Printer-friendly versionPrinter-friendly version

(Sketch by Gunda Lambton)The life of settlers in the Gatineau and Pontiac cannot be imagined without the special dimension it gained from the life and lore of the shanties. At the height of the lumber industry – between 1870 and 1900 – there were dozens of camps run by large companies in both the Pontiac and upper Gatineau. “There were ten thousand men working on the Black and Coulonge rivers alone. It was nothing to see five hundred teams on the road. They were as thick as crows.”(1)

These teams were plodding up the rough roads in the fall, towards camps which by that time were so far north that it took many days to reach them.For a century, the lore of the lumbercamps travelled from the Atlantic to the Mid-West, from north to south. Best known were the Paul Bunyan stories, wildly exaggerated feats of a gigantic lumberjack. In the Ottawa valley, such feats were attributed to Joe Montferrand (1802-1864), who was said to have thrown numerous Irish opponents into the Ottawa River.(2)

Like the Paul Bunyan stories, those about “Joe Mufferaw” were commercialized: stories invented by various writers were added to the original repertoire. Perhaps because they are sung and told by Irish singers, stories and songs of the Gatineau and Pontiac seldom include these giants. Songs still sung here are about the dangers of breaking a log jam during the spring drive, as in “The Jam on Gerry’s Rock,” “Jim Whelan,” and “Lost Jimmy Whelan,” laments known in shanties throughout Canada.Then there are songs describing specific camps: “McCool’s Camp,” “Conroy’s Camp,” “Haeffy’s Camp.” They were composed for the initiated, often with humorous asides about personalities and activities well-known to their audience.

Timber Slide and Bridge on the Ottawa. Engraving by W. H. Bartlett, 1842. (Source - Private collection)

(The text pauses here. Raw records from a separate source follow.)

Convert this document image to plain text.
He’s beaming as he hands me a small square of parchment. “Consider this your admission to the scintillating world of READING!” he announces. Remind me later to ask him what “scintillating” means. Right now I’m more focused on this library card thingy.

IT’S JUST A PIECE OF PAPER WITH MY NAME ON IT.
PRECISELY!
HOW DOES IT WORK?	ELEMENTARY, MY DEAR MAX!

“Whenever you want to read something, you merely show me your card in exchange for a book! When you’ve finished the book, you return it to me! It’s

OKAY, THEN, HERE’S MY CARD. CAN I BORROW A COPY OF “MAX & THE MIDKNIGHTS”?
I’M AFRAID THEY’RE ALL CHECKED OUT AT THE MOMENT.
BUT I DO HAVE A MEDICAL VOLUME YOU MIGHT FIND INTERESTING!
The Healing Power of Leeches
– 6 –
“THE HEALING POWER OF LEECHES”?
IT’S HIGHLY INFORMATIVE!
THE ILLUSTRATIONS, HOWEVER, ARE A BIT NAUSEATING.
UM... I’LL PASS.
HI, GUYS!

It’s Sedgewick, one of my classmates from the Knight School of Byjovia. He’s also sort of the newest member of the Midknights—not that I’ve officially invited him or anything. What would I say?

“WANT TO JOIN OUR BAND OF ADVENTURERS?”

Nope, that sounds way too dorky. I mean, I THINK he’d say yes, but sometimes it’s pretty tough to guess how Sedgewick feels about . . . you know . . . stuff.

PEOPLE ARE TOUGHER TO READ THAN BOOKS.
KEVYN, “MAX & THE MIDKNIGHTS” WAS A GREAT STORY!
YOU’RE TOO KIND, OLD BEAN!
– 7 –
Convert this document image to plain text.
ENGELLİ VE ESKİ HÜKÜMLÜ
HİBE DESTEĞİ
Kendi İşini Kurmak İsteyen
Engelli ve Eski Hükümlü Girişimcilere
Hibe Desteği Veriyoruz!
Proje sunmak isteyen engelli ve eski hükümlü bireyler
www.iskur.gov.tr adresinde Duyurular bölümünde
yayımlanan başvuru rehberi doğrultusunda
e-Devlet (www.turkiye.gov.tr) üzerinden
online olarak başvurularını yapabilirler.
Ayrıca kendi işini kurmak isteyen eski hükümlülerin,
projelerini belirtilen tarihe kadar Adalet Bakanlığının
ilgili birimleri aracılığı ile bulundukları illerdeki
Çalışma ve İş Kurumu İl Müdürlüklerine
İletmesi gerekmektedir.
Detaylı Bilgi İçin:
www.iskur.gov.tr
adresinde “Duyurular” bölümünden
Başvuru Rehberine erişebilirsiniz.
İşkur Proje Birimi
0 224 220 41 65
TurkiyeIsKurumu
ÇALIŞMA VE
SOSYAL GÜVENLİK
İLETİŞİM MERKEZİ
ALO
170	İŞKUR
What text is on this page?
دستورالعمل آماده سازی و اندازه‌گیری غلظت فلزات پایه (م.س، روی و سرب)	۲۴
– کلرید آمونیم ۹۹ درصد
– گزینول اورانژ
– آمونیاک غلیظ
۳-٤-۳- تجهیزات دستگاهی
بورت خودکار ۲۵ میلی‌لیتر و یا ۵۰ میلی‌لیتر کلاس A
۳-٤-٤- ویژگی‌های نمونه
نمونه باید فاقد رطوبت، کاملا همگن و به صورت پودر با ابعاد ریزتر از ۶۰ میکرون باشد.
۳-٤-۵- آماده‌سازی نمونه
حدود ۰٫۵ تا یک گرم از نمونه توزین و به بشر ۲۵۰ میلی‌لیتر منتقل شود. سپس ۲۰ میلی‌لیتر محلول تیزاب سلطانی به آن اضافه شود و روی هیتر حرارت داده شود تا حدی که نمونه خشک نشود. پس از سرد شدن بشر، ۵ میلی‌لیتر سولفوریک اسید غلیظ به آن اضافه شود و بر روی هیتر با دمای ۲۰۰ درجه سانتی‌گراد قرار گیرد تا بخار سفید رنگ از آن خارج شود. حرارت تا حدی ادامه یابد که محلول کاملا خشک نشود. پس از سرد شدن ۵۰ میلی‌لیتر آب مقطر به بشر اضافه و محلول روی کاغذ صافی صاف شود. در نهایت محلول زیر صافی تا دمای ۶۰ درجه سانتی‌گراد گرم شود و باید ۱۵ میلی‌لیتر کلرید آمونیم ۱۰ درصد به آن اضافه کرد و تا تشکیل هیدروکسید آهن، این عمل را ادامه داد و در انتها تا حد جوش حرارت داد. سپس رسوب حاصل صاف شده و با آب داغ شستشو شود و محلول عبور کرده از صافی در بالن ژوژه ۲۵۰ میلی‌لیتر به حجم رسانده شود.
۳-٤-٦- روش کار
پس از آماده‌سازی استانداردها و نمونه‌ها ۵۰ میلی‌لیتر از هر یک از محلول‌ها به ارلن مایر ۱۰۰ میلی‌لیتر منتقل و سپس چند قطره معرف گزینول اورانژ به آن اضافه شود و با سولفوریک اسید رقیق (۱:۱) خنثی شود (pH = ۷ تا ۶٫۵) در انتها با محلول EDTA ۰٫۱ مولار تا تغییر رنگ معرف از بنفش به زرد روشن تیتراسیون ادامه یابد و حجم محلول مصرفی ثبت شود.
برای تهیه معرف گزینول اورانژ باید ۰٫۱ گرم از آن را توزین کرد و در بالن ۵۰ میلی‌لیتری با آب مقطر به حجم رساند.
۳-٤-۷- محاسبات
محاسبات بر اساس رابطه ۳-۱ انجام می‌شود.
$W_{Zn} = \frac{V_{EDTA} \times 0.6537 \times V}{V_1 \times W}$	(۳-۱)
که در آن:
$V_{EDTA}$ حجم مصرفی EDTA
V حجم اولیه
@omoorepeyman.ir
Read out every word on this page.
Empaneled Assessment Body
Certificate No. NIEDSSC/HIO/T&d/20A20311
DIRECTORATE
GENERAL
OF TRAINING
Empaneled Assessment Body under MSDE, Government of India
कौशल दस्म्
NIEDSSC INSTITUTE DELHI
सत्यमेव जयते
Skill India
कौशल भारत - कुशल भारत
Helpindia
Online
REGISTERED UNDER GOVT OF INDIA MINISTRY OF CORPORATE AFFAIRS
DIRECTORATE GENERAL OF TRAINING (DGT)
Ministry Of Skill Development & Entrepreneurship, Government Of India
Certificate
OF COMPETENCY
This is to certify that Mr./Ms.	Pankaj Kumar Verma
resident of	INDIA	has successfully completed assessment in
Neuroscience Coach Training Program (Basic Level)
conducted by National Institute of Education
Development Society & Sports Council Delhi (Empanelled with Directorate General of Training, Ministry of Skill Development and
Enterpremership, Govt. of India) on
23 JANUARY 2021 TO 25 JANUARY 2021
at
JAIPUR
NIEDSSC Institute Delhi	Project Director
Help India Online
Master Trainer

All through the 19th century, logging companies cut timber along the tributaries of the Ottawa. The first raft of squared timbers went down to Quebec in 1806. In the 1840s, the camps began to provide logs for sawn lumber. Sawmills sprang up wherever water power was available. Hurling Down the Pine gives the history of the logging companies from the Wrights and Gilmours of the Gatineau to J. R. Booth and Gillies, two of the latest and largest companies logging in the north-west area of Pontiac County. When the original stands of pine had been depleted, logging was done for pulp, using younger trees and advanced procedures that put an end to shanty-life. However, logs floated down the Gatineau to the Canadian International paper Company until the early 1990s.

End Notes:
1. Venetia Crawford, Pontiac Treasures in Song and Story, Shawville, 1979, 38.
2. Benjamin Sulte, Histoire de Montferrand (1802-1864), Montreal, 1884.